Standpunkt
Keine Gewalt!

Thomas A. Seidel | Foto: TMBWK

Von Thomas A. Seidel

Das war der Ruf der friedlichen Revolutionäre vor 30 Jahren. Keine Gewalt! Das war der Tenor bischöflicher Statements – trotz innerkirchlicher Auseinandersetzungen. Das muss auch heute gelten, wenn nach einer formal korrekten, politisch höchst umstrittenen Wahl Leib und Leben des Ministerpräsidenten und seiner Familie bedroht sind.

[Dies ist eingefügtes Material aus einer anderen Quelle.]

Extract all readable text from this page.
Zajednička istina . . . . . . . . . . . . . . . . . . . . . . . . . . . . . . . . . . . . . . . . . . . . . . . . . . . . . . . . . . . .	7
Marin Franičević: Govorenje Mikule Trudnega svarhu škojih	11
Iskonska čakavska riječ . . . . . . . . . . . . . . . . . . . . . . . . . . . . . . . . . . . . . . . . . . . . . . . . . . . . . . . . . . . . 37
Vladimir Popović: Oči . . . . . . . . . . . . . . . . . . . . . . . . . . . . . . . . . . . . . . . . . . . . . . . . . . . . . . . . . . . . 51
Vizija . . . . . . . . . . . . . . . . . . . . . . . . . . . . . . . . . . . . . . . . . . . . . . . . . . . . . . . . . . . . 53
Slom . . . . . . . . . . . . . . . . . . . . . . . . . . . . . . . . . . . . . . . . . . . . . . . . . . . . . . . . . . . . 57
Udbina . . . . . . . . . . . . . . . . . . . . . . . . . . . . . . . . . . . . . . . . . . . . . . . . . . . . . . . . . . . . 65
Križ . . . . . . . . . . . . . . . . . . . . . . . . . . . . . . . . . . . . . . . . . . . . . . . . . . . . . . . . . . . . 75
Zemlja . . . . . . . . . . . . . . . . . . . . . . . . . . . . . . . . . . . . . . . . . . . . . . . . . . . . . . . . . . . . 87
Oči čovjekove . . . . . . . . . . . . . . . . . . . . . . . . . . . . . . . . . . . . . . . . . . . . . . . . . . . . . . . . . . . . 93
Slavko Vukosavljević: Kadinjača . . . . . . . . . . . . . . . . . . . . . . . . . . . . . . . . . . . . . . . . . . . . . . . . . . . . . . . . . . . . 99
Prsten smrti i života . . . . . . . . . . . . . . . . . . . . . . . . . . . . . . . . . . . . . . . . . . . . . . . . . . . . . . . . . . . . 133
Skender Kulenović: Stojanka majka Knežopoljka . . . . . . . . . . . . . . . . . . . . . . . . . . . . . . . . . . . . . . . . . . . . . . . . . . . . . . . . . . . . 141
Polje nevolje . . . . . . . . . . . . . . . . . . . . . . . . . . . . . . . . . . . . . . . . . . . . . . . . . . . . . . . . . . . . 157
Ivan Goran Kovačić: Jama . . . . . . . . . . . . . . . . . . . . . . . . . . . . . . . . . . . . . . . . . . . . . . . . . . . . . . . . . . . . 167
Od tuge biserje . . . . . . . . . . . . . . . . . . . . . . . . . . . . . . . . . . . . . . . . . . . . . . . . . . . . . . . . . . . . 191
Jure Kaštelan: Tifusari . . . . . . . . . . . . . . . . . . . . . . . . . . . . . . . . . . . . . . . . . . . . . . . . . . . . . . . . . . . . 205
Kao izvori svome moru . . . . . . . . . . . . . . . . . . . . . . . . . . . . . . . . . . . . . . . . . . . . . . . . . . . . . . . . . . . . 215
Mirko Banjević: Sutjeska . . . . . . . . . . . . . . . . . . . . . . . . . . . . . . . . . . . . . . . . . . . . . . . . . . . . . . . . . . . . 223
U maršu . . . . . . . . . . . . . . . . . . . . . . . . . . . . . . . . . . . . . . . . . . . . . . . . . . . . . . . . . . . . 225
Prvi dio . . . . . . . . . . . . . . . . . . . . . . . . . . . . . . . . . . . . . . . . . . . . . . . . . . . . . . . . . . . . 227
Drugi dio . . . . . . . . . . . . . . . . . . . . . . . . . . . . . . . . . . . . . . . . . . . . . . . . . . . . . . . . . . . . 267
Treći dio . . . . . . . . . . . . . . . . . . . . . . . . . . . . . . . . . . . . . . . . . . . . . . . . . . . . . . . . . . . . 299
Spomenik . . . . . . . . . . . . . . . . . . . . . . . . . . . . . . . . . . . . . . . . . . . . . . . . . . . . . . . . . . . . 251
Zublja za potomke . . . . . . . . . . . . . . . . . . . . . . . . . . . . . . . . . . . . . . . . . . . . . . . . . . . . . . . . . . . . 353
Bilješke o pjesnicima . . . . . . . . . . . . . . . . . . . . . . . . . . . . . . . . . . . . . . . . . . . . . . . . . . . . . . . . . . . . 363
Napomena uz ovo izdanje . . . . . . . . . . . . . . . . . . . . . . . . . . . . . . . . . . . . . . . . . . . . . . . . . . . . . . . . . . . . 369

Das Schweigen der fünf Bischöfe gegenüber sich „antifaschistisch“ nennenden Gewalt-ausbrüchen macht mir Angst. Die leitenden Geistlichen haben (zu Recht) eine Regierungsbeteiligung mit den Thüringer Rechtspopulisten als „rote Linie“ bezeichnet. Doch sie überlassen den katholischen Liberalen Thomas Kemmerich, der exakt diese Position im Wahlkampf und nach der Wahl markiert hat, wortlos dem Schutz der Polizei. Wo bleibt der Ruf zur Fürbitte und der Aufruf: Keine Gewalt!?
Es mehren sich die Anzeichen, dass die Gewaltlosigkeit, die für eine offene, urteilsstarke Bürgergesellschaft unverzichtbar ist, bedroht wird. Wie können wir aus der „Freiheit eines Christenmenschen“ (Martin Luther) in den Stürmen der Zeit bestehen? In Erinnerung an die protestantische Bürgerrechtsbewegung gegen die SED-Diktatur könnten wir erneut zu einer „Initiative Absage an Praxis und Prinzip der Abgrenzung“ (1987) einladen. Der Grundton heute: „Seid nüchtern und wachet!“ (1. Petrus 5,8) Denn: Christus hat uns befreit. Er schenkt uns die „herrliche Freiheit der Kinder Gottes“ (Römer 8,21). Er hilft uns, einen klaren Verstand und ein offenes Herz zu bewahren. So dürfen wir „nüchtern und wach“ im Pulverdampf parteipolitischer Machtkämpfe zu Mäßigung und rhetorischer Abrüstung aufrufen und auf die Stabilität der Verfassungsorgane und auf die strikte Einhaltung demokratischer Regeln setzen. „Nüchtern“ – ohne moralistischen Furor und „wachsam“ – in aufmerksamer, kritischer „Einmischung“, die auch die Argumente der „Gegenseite“ hört und prüft. Denn: Unser „Prüfstein“ ist Christus (1. Petrus 2,4-5; Jesaja 28,16). Oder, mit Martin Niemöller gefragt: „Was würde Jesus dazu sagen?“ Diese Frage provoziert unterschiedliche Antworten. Eine lautet ohne Zweifel: Keine Gewalt!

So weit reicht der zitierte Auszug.